Lordamor são uma banda de doom provenientes da Finlândia, e este é o seu primeiro longa duração lançado em 2009 pela mão da editora Descending Towards Damnation. Este álbum homónimo começa por nos abrir as porta com uma intro de quase 4 minutos em que os nossos ouvidos são inundados por uma avalanche de feedback e ruído meio drone, será uma premonição do que virá a seguir? Nem por isso. A um ritmo lento, as faixas vão-se desvendando por um caminho tortuoso de um som funeral doom, não quero com esta descrição assustar nínguem e os leve a pensar que estamos perante uns clones de My Dying Bride, não.. Lordamor conseguem elevar esse género e criar o seu som único. A voz ecoa num tom meio death/black metal por entre camadas doom e solos tristes, que acaba por atribuir um caractér bem único ao som da banda. Um álbum que poderá levar fãs de doom a descobrir novos territórios dentro do género.

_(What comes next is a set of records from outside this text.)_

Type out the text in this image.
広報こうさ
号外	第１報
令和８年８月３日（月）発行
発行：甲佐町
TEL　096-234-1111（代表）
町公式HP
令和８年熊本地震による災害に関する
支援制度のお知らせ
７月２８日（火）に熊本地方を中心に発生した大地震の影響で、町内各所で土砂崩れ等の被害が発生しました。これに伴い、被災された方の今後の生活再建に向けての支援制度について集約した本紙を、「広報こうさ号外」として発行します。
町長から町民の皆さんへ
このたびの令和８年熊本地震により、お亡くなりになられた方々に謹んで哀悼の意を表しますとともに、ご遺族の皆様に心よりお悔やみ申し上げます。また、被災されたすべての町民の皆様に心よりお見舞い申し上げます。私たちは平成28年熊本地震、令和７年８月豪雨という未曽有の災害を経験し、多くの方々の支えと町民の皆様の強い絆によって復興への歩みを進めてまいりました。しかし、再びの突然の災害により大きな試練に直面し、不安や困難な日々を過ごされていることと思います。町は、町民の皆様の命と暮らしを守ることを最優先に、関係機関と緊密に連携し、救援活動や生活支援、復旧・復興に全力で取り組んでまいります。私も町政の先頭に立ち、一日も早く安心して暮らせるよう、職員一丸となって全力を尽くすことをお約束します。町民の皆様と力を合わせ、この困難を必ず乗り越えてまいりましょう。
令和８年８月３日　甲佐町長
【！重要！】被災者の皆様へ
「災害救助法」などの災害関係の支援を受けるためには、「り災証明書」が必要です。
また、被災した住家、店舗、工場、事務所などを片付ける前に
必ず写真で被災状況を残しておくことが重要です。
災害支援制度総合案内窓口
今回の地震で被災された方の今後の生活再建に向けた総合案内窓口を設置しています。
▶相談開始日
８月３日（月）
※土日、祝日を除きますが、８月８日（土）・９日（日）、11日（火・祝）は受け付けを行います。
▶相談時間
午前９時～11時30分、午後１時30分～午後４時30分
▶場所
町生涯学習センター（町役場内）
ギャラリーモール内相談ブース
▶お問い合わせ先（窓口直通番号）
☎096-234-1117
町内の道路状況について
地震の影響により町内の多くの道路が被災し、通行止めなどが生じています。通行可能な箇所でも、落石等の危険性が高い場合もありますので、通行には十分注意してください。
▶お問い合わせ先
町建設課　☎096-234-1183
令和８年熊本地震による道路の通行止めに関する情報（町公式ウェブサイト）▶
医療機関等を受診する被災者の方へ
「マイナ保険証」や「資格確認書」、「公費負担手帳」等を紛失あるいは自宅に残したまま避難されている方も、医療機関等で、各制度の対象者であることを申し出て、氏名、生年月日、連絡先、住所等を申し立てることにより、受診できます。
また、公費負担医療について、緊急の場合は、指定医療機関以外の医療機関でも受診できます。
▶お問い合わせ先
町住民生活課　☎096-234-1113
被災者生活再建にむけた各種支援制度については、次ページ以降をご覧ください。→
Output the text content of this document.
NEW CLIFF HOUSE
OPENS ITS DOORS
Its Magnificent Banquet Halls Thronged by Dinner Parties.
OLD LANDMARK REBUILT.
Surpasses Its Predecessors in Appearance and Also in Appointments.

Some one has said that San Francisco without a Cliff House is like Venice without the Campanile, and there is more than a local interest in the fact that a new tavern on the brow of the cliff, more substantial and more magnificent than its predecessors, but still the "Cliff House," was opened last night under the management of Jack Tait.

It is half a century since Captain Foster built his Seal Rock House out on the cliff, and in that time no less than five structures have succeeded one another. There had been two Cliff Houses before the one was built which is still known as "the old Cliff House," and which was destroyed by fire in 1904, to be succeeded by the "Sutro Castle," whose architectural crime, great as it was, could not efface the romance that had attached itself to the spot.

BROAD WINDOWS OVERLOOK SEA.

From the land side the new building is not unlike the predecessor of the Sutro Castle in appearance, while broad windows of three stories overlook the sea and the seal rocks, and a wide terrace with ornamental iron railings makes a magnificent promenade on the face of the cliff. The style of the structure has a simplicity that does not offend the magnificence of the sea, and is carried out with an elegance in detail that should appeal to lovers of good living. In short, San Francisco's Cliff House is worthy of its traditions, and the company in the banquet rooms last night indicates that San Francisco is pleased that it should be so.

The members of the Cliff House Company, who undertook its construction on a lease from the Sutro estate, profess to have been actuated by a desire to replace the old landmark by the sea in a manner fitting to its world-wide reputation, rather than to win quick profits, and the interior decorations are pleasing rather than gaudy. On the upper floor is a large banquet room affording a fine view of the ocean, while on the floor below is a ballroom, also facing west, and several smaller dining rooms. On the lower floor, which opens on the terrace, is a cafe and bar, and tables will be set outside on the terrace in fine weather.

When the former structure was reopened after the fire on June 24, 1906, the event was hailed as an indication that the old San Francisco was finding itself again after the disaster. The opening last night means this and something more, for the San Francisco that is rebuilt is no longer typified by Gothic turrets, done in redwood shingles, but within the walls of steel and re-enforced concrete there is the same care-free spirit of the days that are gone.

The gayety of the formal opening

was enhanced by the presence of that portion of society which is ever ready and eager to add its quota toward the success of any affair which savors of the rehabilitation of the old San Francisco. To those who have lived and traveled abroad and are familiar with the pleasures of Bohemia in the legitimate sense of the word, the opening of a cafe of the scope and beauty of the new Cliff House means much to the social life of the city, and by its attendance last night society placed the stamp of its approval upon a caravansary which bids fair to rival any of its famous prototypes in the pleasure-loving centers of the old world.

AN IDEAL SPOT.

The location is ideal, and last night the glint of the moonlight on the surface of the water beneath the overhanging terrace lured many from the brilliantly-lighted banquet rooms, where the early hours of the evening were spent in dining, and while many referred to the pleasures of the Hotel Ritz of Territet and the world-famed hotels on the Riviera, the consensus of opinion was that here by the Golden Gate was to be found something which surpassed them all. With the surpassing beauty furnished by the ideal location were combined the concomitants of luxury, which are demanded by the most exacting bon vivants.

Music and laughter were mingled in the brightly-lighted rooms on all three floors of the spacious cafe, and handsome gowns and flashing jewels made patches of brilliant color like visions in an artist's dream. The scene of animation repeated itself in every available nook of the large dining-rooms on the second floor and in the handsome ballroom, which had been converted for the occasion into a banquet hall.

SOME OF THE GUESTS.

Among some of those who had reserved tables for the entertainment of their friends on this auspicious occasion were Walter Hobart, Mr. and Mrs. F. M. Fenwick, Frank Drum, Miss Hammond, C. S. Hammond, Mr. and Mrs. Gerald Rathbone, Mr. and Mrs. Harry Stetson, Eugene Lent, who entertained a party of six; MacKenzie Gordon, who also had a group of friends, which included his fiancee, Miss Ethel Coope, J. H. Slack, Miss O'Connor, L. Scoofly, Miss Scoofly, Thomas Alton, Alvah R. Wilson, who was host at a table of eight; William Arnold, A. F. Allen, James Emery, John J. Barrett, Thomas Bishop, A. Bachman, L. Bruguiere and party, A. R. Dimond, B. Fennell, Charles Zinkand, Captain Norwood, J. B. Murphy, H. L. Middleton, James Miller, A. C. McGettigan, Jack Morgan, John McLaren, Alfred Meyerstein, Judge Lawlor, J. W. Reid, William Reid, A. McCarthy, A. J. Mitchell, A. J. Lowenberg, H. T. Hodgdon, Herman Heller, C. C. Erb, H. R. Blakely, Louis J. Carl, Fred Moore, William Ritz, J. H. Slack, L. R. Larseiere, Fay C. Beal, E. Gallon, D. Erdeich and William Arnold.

segunda-feira, 8 de agosto de 2011

Münn

Mais um demónio saido directamente das entranhas da enigmática Woodsmoke de Salem, Oregon. "Selbstmordwald Rehearsal 2/27/08" é um trabalho obscuro, extremamente obscuro... Münn é composto por membros que derivam de outras bandas como Elu Of the Nine (que já aqui falei), Leech, Merkstave e outros. Não há muito a dizer sobre a banda, pois tal como a própria editora, são tão underground que não existe na internet muita informação acerca da mesma. Esta k7, "Selbstmordwald Rehearsal 2/27/08" parece ter sido vomitada pelo próprio Lúcifer e começa imediatamente com uma faixa de 43 minutos de agonizante terror pejado do mais ensurdecedor e arrastado doom que voçês já ouviram na vossa vida. Não acreditam? Então comprovem.